Question

4) Miguel found a savings account that his late grandmother had opened, but had forgotten about. She haddeposited $4,500 at 2.5% compounded yearly. When Tito checked the balance, there was $22,960.83 in theaccount.How long had the money been in the savings account, gathering interest?

Answer 1

The formula for compound interest would be:

`A=P(1+r)^t`

Where

A is the amount accumulated after a time

P is the principal amount deposited

r is the rate of interest (in decimal)

t is the time in years

Given,

P = 4500

r = 2.5%/100 = 0.025

A = 22,960.83

Now, we substitute and solve for t using natural logs.

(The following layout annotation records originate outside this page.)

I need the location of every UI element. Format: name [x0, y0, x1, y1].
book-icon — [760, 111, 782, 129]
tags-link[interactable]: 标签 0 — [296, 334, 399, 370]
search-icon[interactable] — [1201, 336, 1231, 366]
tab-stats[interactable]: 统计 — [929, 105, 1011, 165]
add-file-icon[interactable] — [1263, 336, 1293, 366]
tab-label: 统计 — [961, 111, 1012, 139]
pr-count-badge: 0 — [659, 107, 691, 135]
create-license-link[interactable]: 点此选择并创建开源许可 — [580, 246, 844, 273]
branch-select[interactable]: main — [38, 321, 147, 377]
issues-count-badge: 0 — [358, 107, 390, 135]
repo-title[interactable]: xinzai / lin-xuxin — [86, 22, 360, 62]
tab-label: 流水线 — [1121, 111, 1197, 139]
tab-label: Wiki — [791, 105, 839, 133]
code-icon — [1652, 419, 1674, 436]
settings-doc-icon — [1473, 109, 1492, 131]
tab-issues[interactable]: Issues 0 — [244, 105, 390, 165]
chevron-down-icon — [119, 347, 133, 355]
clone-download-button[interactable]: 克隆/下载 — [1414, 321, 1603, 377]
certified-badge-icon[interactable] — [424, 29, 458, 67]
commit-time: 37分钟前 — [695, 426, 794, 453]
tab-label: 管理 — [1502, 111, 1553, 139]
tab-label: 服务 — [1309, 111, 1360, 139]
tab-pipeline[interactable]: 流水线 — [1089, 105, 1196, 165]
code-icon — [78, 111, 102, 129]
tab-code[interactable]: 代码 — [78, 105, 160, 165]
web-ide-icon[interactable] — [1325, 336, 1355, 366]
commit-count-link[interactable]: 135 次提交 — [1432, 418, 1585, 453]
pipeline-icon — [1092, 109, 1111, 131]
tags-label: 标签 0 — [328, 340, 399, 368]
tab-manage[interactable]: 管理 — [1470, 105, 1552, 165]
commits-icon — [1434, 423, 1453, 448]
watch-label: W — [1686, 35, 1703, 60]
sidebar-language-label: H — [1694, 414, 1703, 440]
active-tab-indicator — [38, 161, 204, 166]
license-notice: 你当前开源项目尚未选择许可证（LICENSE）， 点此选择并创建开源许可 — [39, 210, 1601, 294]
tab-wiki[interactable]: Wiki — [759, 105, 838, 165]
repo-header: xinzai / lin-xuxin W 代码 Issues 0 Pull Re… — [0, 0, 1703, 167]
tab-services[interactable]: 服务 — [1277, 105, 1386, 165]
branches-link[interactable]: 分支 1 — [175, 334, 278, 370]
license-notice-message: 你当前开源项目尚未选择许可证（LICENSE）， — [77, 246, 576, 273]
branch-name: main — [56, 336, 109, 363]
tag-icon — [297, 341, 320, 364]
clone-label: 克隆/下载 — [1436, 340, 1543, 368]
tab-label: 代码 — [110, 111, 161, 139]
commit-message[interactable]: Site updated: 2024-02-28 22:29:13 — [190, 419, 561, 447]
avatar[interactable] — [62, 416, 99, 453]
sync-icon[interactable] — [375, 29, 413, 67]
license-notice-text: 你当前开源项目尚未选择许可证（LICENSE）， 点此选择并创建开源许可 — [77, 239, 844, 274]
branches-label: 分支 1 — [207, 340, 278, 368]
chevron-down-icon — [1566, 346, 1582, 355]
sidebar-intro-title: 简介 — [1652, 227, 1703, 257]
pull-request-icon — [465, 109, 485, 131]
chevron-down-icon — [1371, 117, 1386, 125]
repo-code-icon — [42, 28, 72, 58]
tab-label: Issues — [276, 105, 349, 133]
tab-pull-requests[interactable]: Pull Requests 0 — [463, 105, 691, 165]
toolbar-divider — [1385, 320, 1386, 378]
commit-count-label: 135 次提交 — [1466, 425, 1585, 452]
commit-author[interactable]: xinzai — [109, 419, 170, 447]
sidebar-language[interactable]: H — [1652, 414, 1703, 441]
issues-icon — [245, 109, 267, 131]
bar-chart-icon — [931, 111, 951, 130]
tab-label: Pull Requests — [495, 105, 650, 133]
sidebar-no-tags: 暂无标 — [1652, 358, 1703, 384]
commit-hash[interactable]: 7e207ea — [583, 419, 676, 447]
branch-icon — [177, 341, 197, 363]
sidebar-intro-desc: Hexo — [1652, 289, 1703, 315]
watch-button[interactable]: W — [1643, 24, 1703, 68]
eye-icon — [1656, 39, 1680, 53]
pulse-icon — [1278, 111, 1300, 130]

Shown below:

`\begin{gathered} A=P(1+r)^t \\ 22,960.83=4500(1+0.025)^t \\ 22,960.83=4500(1.025)^t \\ 5.1024=1.025^t \end{gathered}`

Now, we take natural log (Ln) of both sides and solve for t :

`\begin{gathered} \ln (5.1024)=\ln (1.025^t) \\ \ln (5.1024)=t\ln (1.025) \\ t=(\ln (5.1024))/(\ln (1.025)) \\ t=65.99 \end{gathered}`

So, the money was approximately 66 years old.